Mai vi fu un riappeso,
due volte seppellito.
Battiamo, benappesi,
del malappeso il cuore,
duro come ghianda
in petto al non appeso.
Battiam la dura ghianda
di Hreggviður della prole .
«Hai picchiato abbastanza», gridò Jón Hreggviðsson , che sotto quel pestaggio era sul punto di soffocare.
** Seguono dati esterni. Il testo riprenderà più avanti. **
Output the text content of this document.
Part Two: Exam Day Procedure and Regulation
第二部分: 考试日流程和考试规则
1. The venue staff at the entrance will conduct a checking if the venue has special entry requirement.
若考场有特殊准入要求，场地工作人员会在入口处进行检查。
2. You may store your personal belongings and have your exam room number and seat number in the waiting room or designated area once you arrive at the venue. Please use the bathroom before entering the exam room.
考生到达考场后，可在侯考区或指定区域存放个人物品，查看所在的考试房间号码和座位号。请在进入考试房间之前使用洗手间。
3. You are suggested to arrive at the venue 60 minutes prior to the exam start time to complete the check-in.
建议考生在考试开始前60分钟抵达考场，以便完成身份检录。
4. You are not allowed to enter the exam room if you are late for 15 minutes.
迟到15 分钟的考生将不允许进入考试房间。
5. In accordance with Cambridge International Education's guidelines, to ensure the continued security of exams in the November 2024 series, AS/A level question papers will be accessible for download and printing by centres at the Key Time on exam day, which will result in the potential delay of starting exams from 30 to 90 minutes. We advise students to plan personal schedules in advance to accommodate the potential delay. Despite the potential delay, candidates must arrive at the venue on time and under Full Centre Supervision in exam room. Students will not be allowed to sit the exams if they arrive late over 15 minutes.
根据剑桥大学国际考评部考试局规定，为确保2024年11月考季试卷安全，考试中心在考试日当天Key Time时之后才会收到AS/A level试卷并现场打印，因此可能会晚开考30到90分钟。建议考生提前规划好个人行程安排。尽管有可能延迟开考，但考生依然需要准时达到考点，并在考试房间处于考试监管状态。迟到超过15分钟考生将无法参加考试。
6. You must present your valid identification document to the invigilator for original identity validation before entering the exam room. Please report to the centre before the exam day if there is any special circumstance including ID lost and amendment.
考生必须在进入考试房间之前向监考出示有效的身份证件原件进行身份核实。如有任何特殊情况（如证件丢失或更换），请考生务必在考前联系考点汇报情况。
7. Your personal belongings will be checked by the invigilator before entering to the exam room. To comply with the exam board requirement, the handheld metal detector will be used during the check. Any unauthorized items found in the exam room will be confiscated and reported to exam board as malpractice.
Riuscì a svincolarsi e ad afferrare il morto per il petto, e si azzuffarono con tanta brutalità da sollevare le pietre del pavimento, mentre gli altri impiccati scendevano dalle loro corde e intrecciavano intorno a loro una danza scomposta, recitando orribili strofe con una versificazione rozza e contenuti discutibili. La scena si protrasse a lungo e Jón Hreggviðsson non ricordava di essersi mai trovato in mezzo a una ridda tanto furiosa, finché quel diavolaccio lo strattonò a tal punto che il bifolco credette di non poter resistere a un tale avversario. Del resto si trattava di dimostrare chi per sorte aveva già la vittoria in tasca e chi invece era destinato a soccombere, come l’appeso aveva già affermato nella sua strofa: chi è stato impiccato non finisce sottoterra una seconda volta, per quanto si tenti di rimandarcelo. L’unica speranza di Jón Hreggviðsson era quella di sottrarsi alla morsa del nemico e tentare la fuga. Dato che i morti sono assai meno scattanti di quanto non siano forti le loro prese nella lotta, il bifolco riuscì finalmente a liberarsi, corse alla finestra, s’issò nella strombatura, che era a portata di braccio, e si gettò fuori senza neppure preoccuparsi di cosa ci fosse di sotto. L’acqua del fossato schizzò sulle mura del castello e l’uomo affondò a lungo senza mai toccare il fondo, poi risalì rapidamente in superficie e cominciò a sguazzare. Era come trovarsi in una torbiera, con la differenza che lì i corpi putrefatti non erano di cani, ma di persone. Jón Hreggviðsson nuotò a cagnolino attraverso il fossato, si trascinò sulla riva e sputò. Gli battevano i denti. Non appena ebbe ritrovato l’orientamento decise di tornare verso l’Olanda, pur di non rischiare altre avventure fra i tedeschi.